By Mike Macedonia
With increasing frequency, we’re hearing many of our clients’ senior executives say that they need to “get some big data, machine learning, and artificial intelligence” into their enterprises. Their desire is understandable, given ubiquitous reports about the brave new world of autonomous vehicles, cyber warfare, and even AlphaGo, to name just a few dazzling uses of where we’re headed with technology. Some software vendors are even marketing machine learning and artificial intelligence as plug-and-play solutions. They’re purveying the idea that plug-and-play allows enterprises to emerge from the analytical Dark Ages, which depend on highly skilled data scientists, into a more economical world that cuts out the expert middleman. Unfortunately, this approach is not going to yield the return on investment that seems so tantalizing at the moment.
Admittedly, I am moved to write on this topic by a line in an article I recently read: “…with automated machine learning, anyone in the federal government can operate as a data scientist, leveraging the predictive models and insights data can provide.” That’s a big statement, and one I’ll dispute.
When I began my career in the data science field almost 20 years ago, the term “data science” did not exist. Back then, resource managers worked with dawning realization that their growing stash of operational data, if analyzed properly, was the key to better decision making. Thus I became acquainted with the field of Operations Research. In my newly minted job as an Operations Research Analyst, I combined knowledge about how a business worked with its (often poor quality) data and applied what was then referred to as computational science to deliver analytical products. Yesterday’s analyst (today’s Data Scientist) selected the best computational methods for the data and business problem and then delivered decision support products that informed the decision-making customer. The analysts were the practitioners and the computational methods were the tools of their trade.

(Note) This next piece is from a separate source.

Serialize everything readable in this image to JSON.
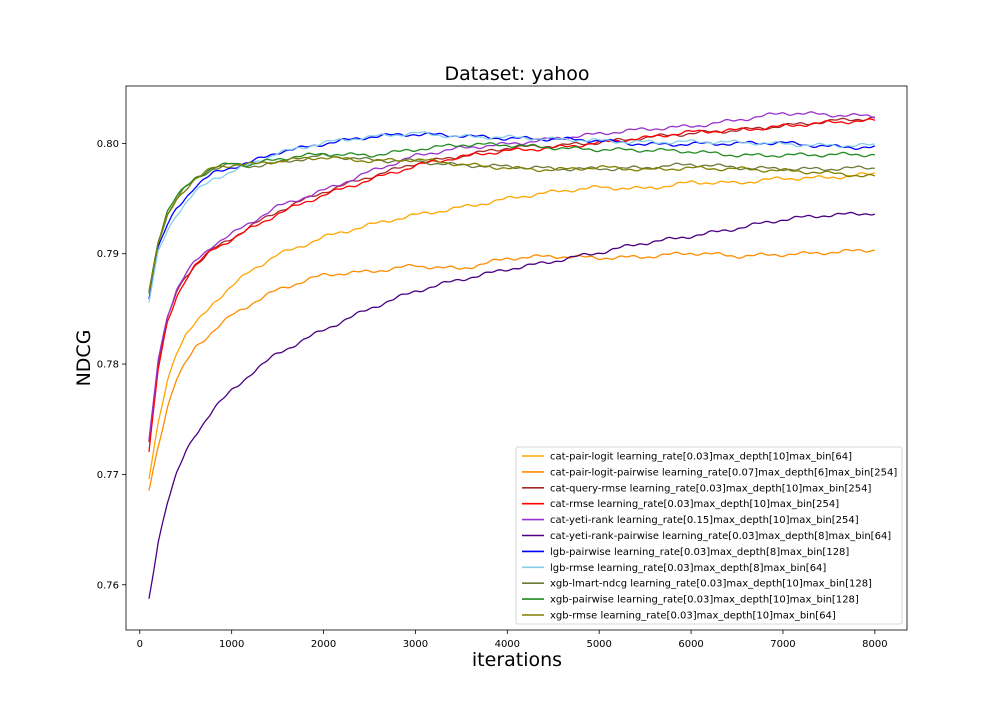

Today, computational methods have advanced and become more accessible, but the analytics value proposition has not changed. Highly skilled individuals are still needed for reasons a software tool can’t (yet at least) replace: understanding a business’s complexities, including enterprise data architectures; selecting the right tools for the most accurate, insightful analysis; and developing high-impact analytic products, tailored to the problem being solved. Although marketing and hype about plug-and-play AI provides dazzling demonstrations for senior executives to sit through, the tools are not an end in themselves––the proper goal is a complete analytical package underpinned by the data scientist’s expertise.
While plug-and-play machine learning and AI tools can undeniably increase a skilled analyst’s efficiency, they remain the enablers of analytic value, not the source of it. For that, we still need data scientists to bring a range of abilities to the task, chief among them the ability to wrangle messy data. Data wrangling is hard, time-consuming work, the essential starting point of any credible analysis. And as with most things in life, cutting corners doesn’t pay in the end. According to Gartner, trying to get by with poor quality data costs the average organization $9.7 million per year.
In addition, the automated features of plug-and-play tools can be outright dangerous in the hands of unskilled users, who can all too easily draw inappropriate analytical conclusions from enterprise data. A common example is spurious correlation, in which a causal relationship between variables is wrongly inferred. Such lack of analytical expertise leads to counter-productive decision making, just as surely as two and two make four.
Ironically, plug-and-play software makers may be trying to capitalize on skipping the expert analyst because data scientists are in high demand and short supply. The educational pipeline is struggling to keep up, given that data scientist is the top job opening among online job sites, and demand shows no sign of letting up (https://www.infoworld.com/article/3190008/big-data/3-reasons-why-data-scientist-remains-the-top-job-in-america.html). If waving off the data scientist is really the way to go, why were over 13,700 positions open last year?
I say it’s best to ramp up educational opportunities and keep the expertise flowing.